Will the crushing collapse of the Etihad business model give the airline game more or less stability in this part of the Asia-Pacific playground?
In the last week the Abu Dhabi carrier has announced the leadership team that has to ‘salvage’ the disastrous choices made under the ‘Equity Alliance Strategy’ pursued with massive financial backing by its sovereign owners under its architect James Hogan.
Whether the strategy had merits that were obliterated by the ruinously run Alitalia and AirBerlin investments, or a total failure of due diligence, is up for debate.
But one of the peculiarities of the Etihad one fifth stake in Virgin Australia was that it was made in a strong brand in which Abu Dhabi avoided any investment that would grow Australia’s second largest airline group into a better financed and equipped entity.

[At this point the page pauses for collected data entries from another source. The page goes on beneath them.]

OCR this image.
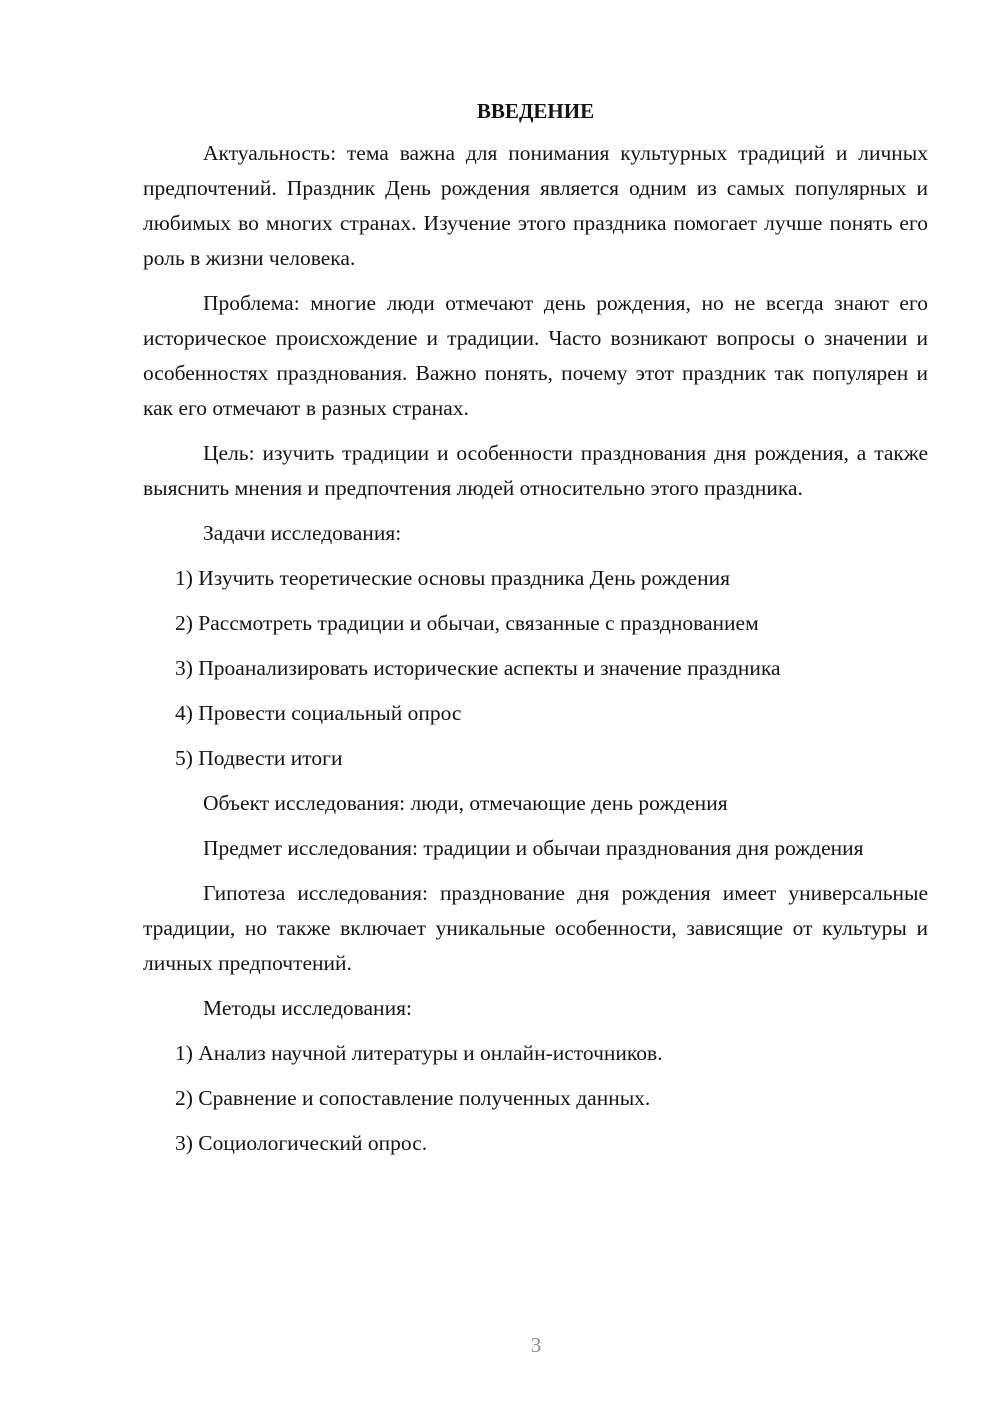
ВВЕДЕНИЕ
Актуальность: тема важна для понимания культурных традиций и личных предпочтений. Праздник День рождения является одним из самых популярных и любимых во многих странах. Изучение этого праздника помогает лучше понять его роль в жизни человека.
Проблема: многие люди отмечают день рождения, но не всегда знают его историческое происхождение и традиции. Часто возникают вопросы о значении и особенностях празднования. Важно понять, почему этот праздник так популярен и как его отмечают в разных странах.
Цель: изучить традиции и особенности празднования дня рождения, а также выяснить мнения и предпочтения людей относительно этого праздника.
Задачи исследования:
1) Изучить теоретические основы праздника День рождения
2) Рассмотреть традиции и обычаи, связанные с празднованием
3) Проанализировать исторические аспекты и значение праздника
4) Провести социальный опрос
5) Подвести итоги
Объект исследования: люди, отмечающие день рождения
Предмет исследования: традиции и обычаи празднования дня рождения
Гипотеза исследования: празднование дня рождения имеет универсальные традиции, но также включает уникальные особенности, зависящие от культуры и личных предпочтений.
Методы исследования:
1) Анализ научной литературы и онлайн-источников.
2) Сравнение и сопоставление полученных данных.
3) Социологический опрос.
3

Similar hands off decisions were made by Singapore Airlines and Richard Branson’s private family company in relation to the Virgin Australia Group, prior to the departure of the Air New Zealand interest in Virgin and the arrival of two PRC investors in the HNA and Nanshan entities.
Branson and Singapore Airlines supported VAH, but with minimal risk. In the case of Etihad, it could be argued there was an inverse relationship between the opportunities to grow Virgin Australia and broker a deal with the other parties that would deliver essential influences over its future directions.
But the same argument could also be made concerning Singapore Airlines. None of VAH’s stakeholders seemed ready to take out the others.
Will the rebuilding of Etihad now change this? It seems likely there will be a change in relation to Virgin Australia, but by sale, or offer, for exit or growth, is a reasonable question.
The simmering instability in Etihad comes as Doha based rival Qatar Airways is put under pressure by unresolved political differences between Qatar and Abu Dhabi and Dubai, with the ruling family of Dubai owning the Middle East behemoth Emirates, and its combined fleet of 230 or so A380s and 777s.
There are two givens in the current situation. Etihad enjoys a potent marketing alliance with Virgin Australia, as does Singapore Airlines, and more recently China based HNA Group. And Emirates has an evolving but exceptionally successful marketing relationship with Qantas.
If Etihad nevertheless retreats from its equity and influence in Virgin Australia, the local Middle Eastern contest in this country will be that of Emirates backed by Qantas versus Qatar. While Qatar Airways is a very powerful and ambitious airline brand, it doesn’t have an answer to the local strength of Emirates with Qantas.
That is where the renewed Qantas interest in having a potent base in Singapore gives it a strong footing not just in Asia, but in the Middle East, where Emirates provides it with massive connectivity across its Dubai hub.
There is little scope for the foreseeable future for China based airline partnerships with Qantas or Virgin Australia to address demand for connections to Europe and the UK or throughout the rest of Asia.
Qantas has secured its Asia and Middle East airline connections and opportunities, no matter who becomes the strategically dominant partner in Virgin Australia. It is fair to say that Virgin Australia would benefit from a resolution of Etihad’s intentions or ambitions in this country.